Common hysterectomy procedure may spread uterine cancer
Removing the uterus with a minimally invasive procedure known as morcellation carries a risk of spreading undetected cancer, and now a new study pinpoints the likelihood more clearly.
Twenty-seven of every 10,000 women who had the technique had undetected uterine cancer at the time of the procedure, researchers found, with the odds being highest for patients over the age of 65.
Surgeons performing a hysterectomy with morcellation use a power cutter to slice uterine tissue into smaller fragments, and then remove those fragments through small incisions in the abdomen via a tube or laparoscope.
"With this procedure, you are breaking up the uterus," said study researcher Dr. Jason Wright, chief of gynecologic oncology at the Columbia University College of Physicians and Surgeons in New York City.
"You are essentially cutting through a cancer [if it is present] and that could theoretically spread the cancer to outside the uterus," he explained.
That risk is not present when the uterus is removed intact, as in a conventional hysterectomy, he said.
For the new study, published online July 22 in the Journal of the American Medical Association, Wright evaluated insurance data from more than 500 hospitals. Previous research, he said, centered on reports from single hospitals, which estimated the risk at 9 to 100 of every 10,000 women who underwent the procedure.

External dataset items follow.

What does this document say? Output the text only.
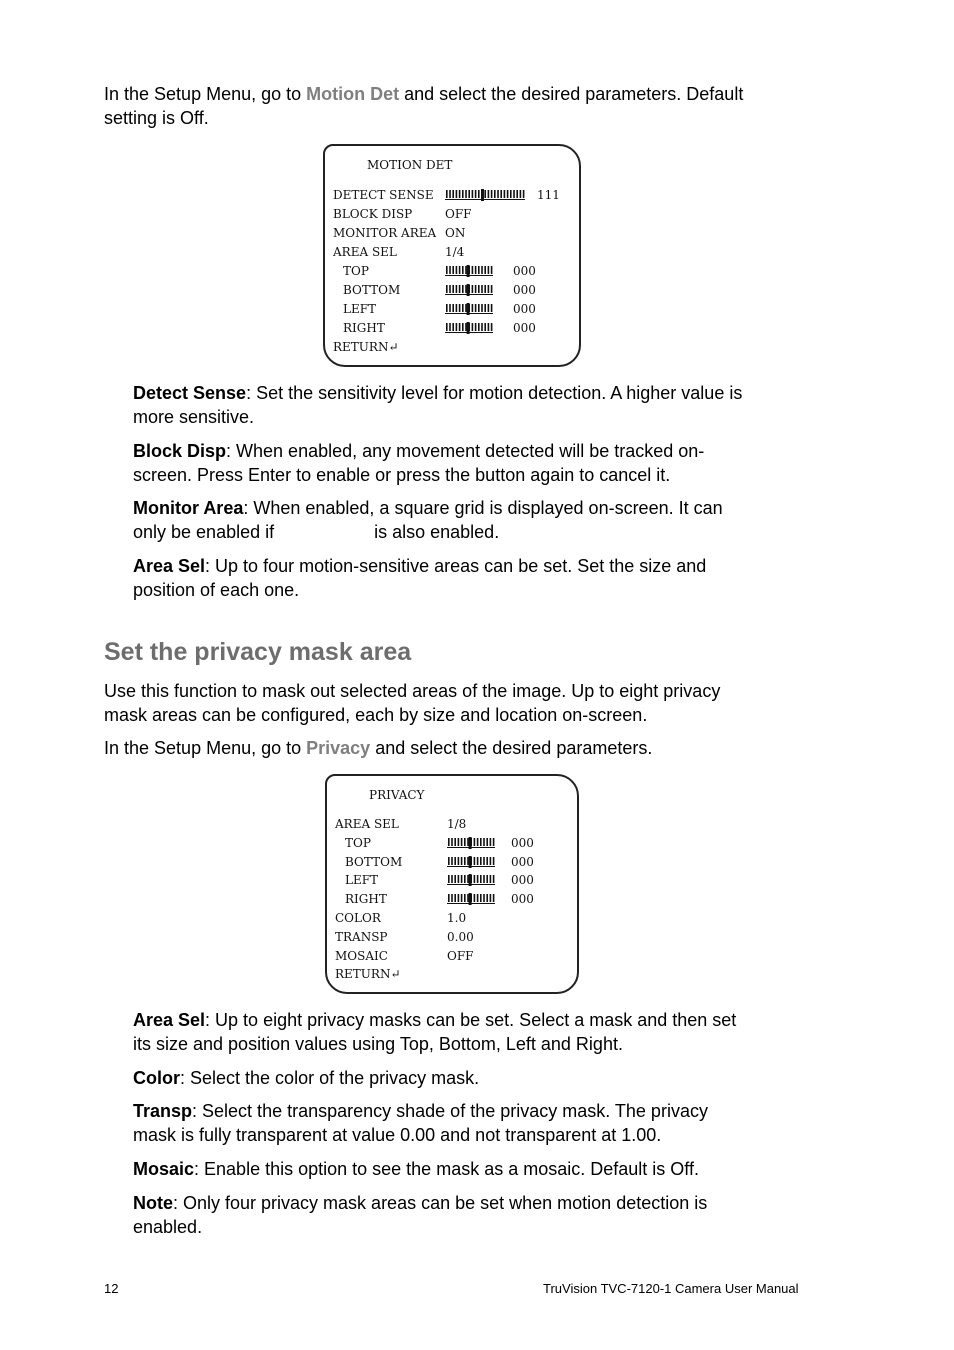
In the Setup Menu, go to Motion Det and select the desired parameters. Default
setting is Off.

MOTION DET
DETECT SENSE	111
BLOCK DISP	OFF
MONITOR AREA ON
AREA SEL	1/4
TOP	000
BOTTOM	000
LEFT	000
RIGHT	000
RETURN↵

Detect Sense: Set the sensitivity level for motion detection. A higher value is
more sensitive.

Block Disp: When enabled, any movement detected will be tracked on-
screen. Press Enter to enable or press the button again to cancel it.

Monitor Area: When enabled, a square grid is displayed on-screen. It can
only be enabled if	is also enabled.

Area Sel: Up to four motion-sensitive areas can be set. Set the size and
position of each one.

Set the privacy mask area

Use this function to mask out selected areas of the image. Up to eight privacy
mask areas can be configured, each by size and location on-screen.

In the Setup Menu, go to Privacy and select the desired parameters.

PRIVACY
AREA SEL	1/8
TOP	000
BOTTOM	000
LEFT	000
RIGHT	000
COLOR	1.0
TRANSP	0.00
MOSAIC	OFF
RETURN↵

Area Sel: Up to eight privacy masks can be set. Select a mask and then set
its size and position values using Top, Bottom, Left and Right.

Color: Select the color of the privacy mask.

Transp: Select the transparency shade of the privacy mask. The privacy
mask is fully transparent at value 0.00 and not transparent at 1.00.

Mosaic: Enable this option to see the mask as a mosaic. Default is Off.

Note: Only four privacy mask areas can be set when motion detection is
enabled.

12	TruVision TVC-7120-1 Camera User Manual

In April, the U.S. Food and Drug Administration issued a safety alert, discouraging use of power morcellation for removal of the uterus or uterine fibroids (noncancerous growths that can cause bleeding between periods or pain) because of the cancer risk.

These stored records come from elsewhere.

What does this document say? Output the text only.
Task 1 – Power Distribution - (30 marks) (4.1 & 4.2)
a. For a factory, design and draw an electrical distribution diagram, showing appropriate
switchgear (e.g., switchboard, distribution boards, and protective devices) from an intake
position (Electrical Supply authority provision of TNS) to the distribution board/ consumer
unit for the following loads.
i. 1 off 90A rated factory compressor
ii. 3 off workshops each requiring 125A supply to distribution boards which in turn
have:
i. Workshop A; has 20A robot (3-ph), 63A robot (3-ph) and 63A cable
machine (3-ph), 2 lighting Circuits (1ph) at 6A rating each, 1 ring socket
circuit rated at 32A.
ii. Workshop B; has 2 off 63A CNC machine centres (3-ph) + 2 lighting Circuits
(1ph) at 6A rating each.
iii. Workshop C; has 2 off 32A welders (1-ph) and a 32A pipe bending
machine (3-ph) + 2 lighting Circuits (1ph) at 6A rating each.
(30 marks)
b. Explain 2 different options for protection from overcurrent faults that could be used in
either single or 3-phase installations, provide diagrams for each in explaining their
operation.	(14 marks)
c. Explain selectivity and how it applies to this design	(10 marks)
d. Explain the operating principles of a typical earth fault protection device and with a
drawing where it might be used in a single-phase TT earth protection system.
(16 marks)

Other options are available that don't involve morcellation, according to the FDA. It is continuing to study the procedure.
About 500,000 hysterectomies are done annually in the United States for such problems as uterine cancer and fibroids, according to the U.S. Centers for Disease Control and Prevention.
Wright identified more than 230,000 women who underwent minimally invasive hysterectomy from 2006 through 2012. Of those, about 36,000 women had the morcellation technique. Among these, 99 cases of uterine cancer were found. That translates to about 27 women in every 10,000.
The older the woman, the more likely she was to have underlying cancer, the study found. While six women under age 40 had uterine cancer detected after morcellation, 24 women aged 65 and older did -- an increase of about 36 percent.
While the risk of morcellation has been known, the new study offers valuable new information about older women being most at risk, said Dr. Michael Strongin, chief of gynecologic surgery at Lenox Hill Hospital in New York City.
"I think the important take-home is, the older the patient who is undergoing a procedure like power morcellation, the greater the potential for finding unsuspected malignancies," said Strongin, who was not involved in the study. "Consequently, that should be a tremendous factor in physicians deciding whether it is appropriate to use that particular technique."
Women need to discuss the pros and cons of the procedure with their doctor, Wright said.
Weighing the risks and benefits is important, Strongin said. "[The study] shows the relative risk for women under 40 is very much different than for women who are over 65."